Mr Jones reportedly paid $50,000 (£36,000) for his speaking slot at the rally but “deplores the violence that took place”, according to his attorney Norm Pattis.

Alex Jones attending an anti-lockdown protest at the Texas State Capitol in Austin on 18 April 2020

Once the sort of fringe eccentric Jon Ronson and Louis Theroux took an interest in as he picketed Bilderberg Group meetings in Alpine resorts, Mr Jones’s popularity has exploded over the last decade. Clips of his ludicrous rants, filled with declarations such as “Oh my god, we’re being invaded by South American walruses!” have often viral, even though he has long since been booted off most mainstream social media platforms.

Some of his most deranged theories include: the fear that the 2010 grindhouse thriller Machete starring Danny Trejo could start a race war between Mexicans and Americans; that the federal government controls the weather; that Michelle Obama is really a man; that Hillary Clinton being able to open a jar of pickles on Jimmy Kimmel’s chat show was fixed and that she’s “a goddamn demon” anyway; that Lady Gaga’s Super Bowl half-time show in 2017 enacted an occult rite; and, most famously, that the Pentagon has a “gay bomb”, chemicals from which it has allowed to leak into the water supply turning “the friggin’ frogs gay!”

This, on President Trump’s alleged mission to drain the swamp, is a personal favourite: “I never expected Trump charging into a goblin’s nest to not get some goblin vomit and slop and blood on him.
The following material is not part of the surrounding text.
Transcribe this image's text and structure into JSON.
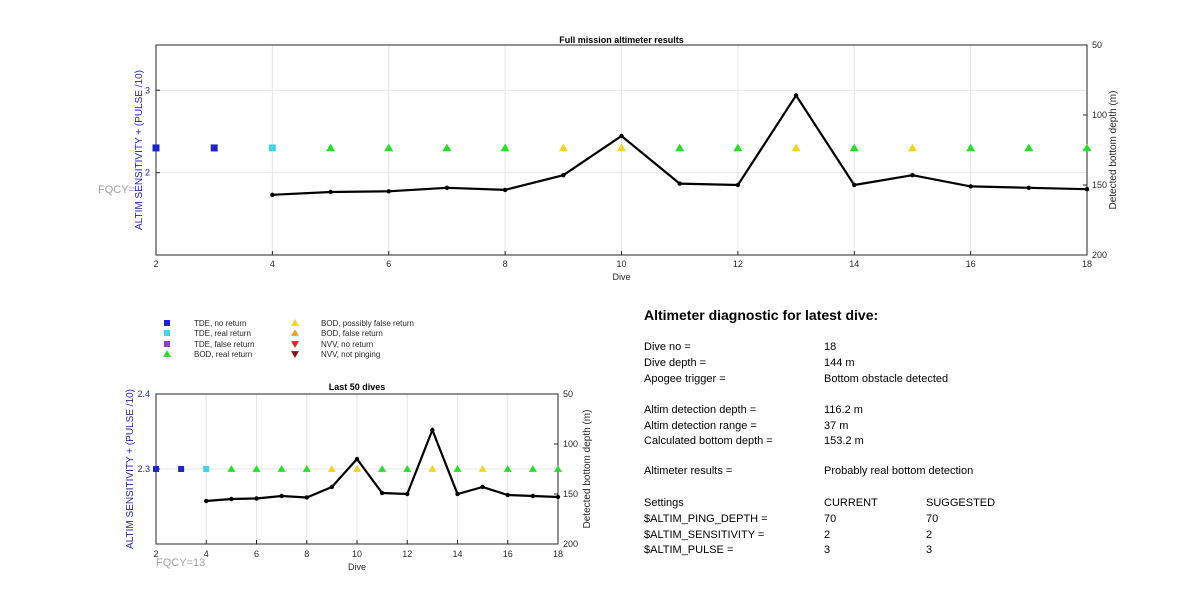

I just don’t want to catch him in bed with a goblin ... I don’t want to see him kissing goblins, having political succubus with goblins, I don’t want to see him ingratiating goblins.”

While it is easy to be entertained by this “paleoconservative’s” booming, rasping flights of fancy, worthy of any unscrupulous Texas evangelist, the Capitol riot is not the first time his conspiracy-peddling has been linked to real-world consequences.

The most notorious example remains the non-fatal shooting at the Comet Ping Pong restaurant in Washington, DC, in December 2016, an alarming episode inspired by the “Pizzagate” theory from which QAnon sprung.

But he has also caused untold upset by insisting the Sandy Hook elementary school shooting in Connecticut in 2012 was staged by the state and that victims’ families were paid actors (he has made similar claims about the moon landing, the 1995 Oklahoma bombing, and 9/11), with the Texas Supreme Court recently paving the way for the bereaved parents involved to sue him after throwing out his attempt to dismiss four defamation lawsuits instigated against him.

Fighting that legal battle is likely to continue to occupy him for the present but the split with the QAnon tribe and the loss of Mr Trump from the Oval Office means he will need to find new themes to hawk on The Alex Jones Show in between its busy schedule of vitamin supplement commercials.

No doubt the new Joe Biden administration, the battle for the soul of the Republican Party and the “cancel culture” epidemic apparently going after Dr Seuss, Speedy Gonzalez and Pepe Le Pew will continue to give him plenty of food for thought.

In the meantime, we can expect plenty more wild-eyed paranoia about “globalists systematically feminising us to sell over-priced nutraceuticals”, as John Oliver once so memorably described his business model.

The article was updated on 23 March 2021 to clarify that the caller was Jacob Chansley.